How to Extract Tables Containing Text from PDF using PDF.co and Make
In this tutorial, we will show you how to extract tables containing text from PDF using PDF.co and Make.
We will use this 2-page sample PDF and extract the table items that span in two pages.
IN THIS TUTORIAL
Step 1: Create A Scenario
First, click on the Create A Scenario button in the upper right corner of your dashboard.
Step 2: Google Drive App
Now, you will Create a New Scenario, click the Google Drive App as our App event.
Step 3: Download a File
Under Google Drive, select Download a File so we can use the file in the PDF.co module.
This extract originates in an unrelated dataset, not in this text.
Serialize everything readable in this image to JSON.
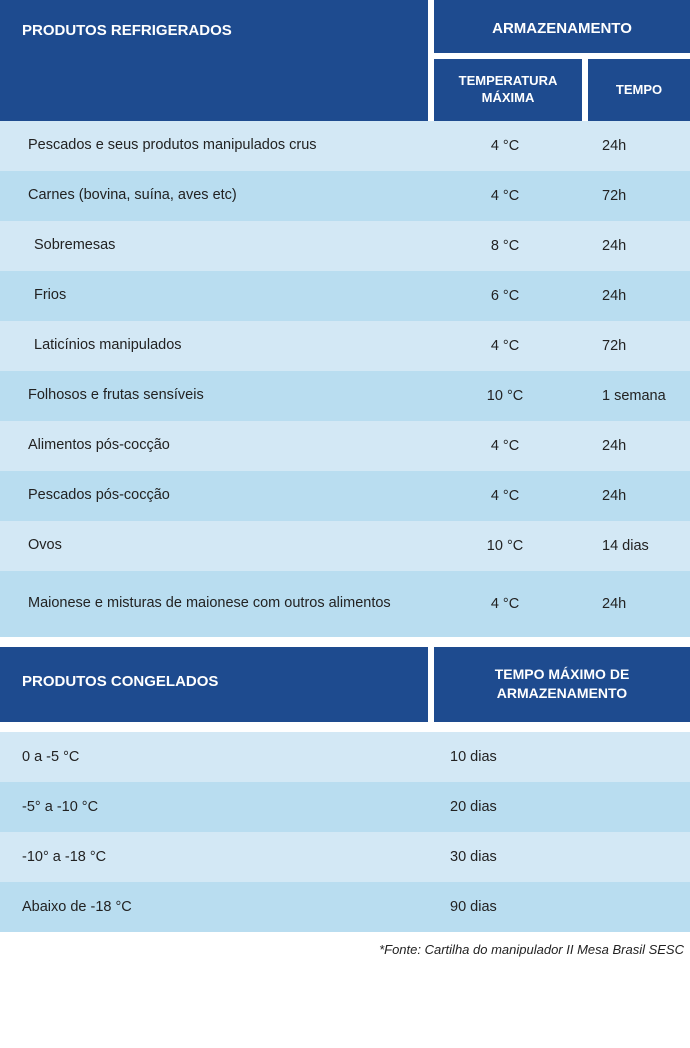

Step 4: Google Drive Connection
Under Google Drive Connection, we will create a connection to Google Drive.
- In the Enter a File ID field, choose the Select from the list to fill out your File ID.
- For the Choose a Drive field, select the My Drive.
- Under the File ID field, choose the folder where your file resides.
Step 5: PDF.co App
Let’s add another module. This time select PDF.co so we can call the module to extract table contents.
Step 6: Parse a Document
Under PDF.co, select the Parse a Document module to automatically read invoices, reports, orders, statements, and other documents with fields and tables.
Step 7: Configure PDF.co Module
Under PDF.co Connection, you will add your PDF.co connection.
- In the Input File field, select the Import a file from the URL.
- Under the URL field, input the URL of the source PDF, image, or document.
- Enter the template ID in the Document Parser Template ID to parse a document in your file.
Step 8: Parsed Table Output
Great! The test was successful. In the inline result, you will see all the table line items from 1 to 45.
Step 9: Create Document Parser Template
We will show you how to create the template to extract a multi-page table.
Step 1: Load Test PDF
Click the Load Test PDF or Image button to open the PDF document that you will use for your template.
Step 2: Add FIELD based on TEXT SEARCH
Next, click on the Add Object button on the upper left corner and select Add FIELD based on TEXT SEARCH.
Step 3: Name and Regex
You can rename the object in the Name field. Make sure to check the Regex box when using any Text Search objects.
Step 4: Add Total Object Expression
You can either add expressions in the Expression field or directly in the Edit Template window.
Use the expression TOTAL{{Spaces}}({{Number}})
to parse the Total.
Step 5: Add TABLE Field Based on TEXT SEARCH
Now, click on the Add Object button and select the Add TABLE Field based on TEXT SEARCH.
Step 6: Add Table Object Expression
In the Edit Template window, add the start and end expressions as well as necessary rows and columns. Then, set the multipage to true.
{
"start": {
"expression": "Item{{Spaces}}Description{{Spaces}}Price",
"regex": true
},
"end": {
"expression": "TOTAL{{Spaces}}{{Number}}",
"regex": true
},
"row": {
"expression": "{{LineStart}}{{Spaces}}(?{{Digits}}){{Spaces}}(?{{SentenceWithSingleSpaces}}){{Spaces}}(?{{Number}}){{Spaces}}(?{{Digits}}){{Spaces}}(?{{Number}})",
"regex": true
},
"columns": [
{
"name": "itemNo",
"dataType": "integer"
},
{
"name": "description",
"dataType": "string"
},
{
"name": "price",
"dataType": "decimal"
},
{
"name": "qty",
"dataType": "integer"
},
{
"name": "extPrice",
"dataType": "decimal"
}
],
"multipage": true
}
Then Run the template to make sure there are no errors.
Step 7: Parsed Table Output
Here’s the parsed table line items output.
In this tutorial, you learned how to extract tables containing text from PDF using the PDF.co Parse a Document module in Integromat. You also learned how to create a Document Parser template.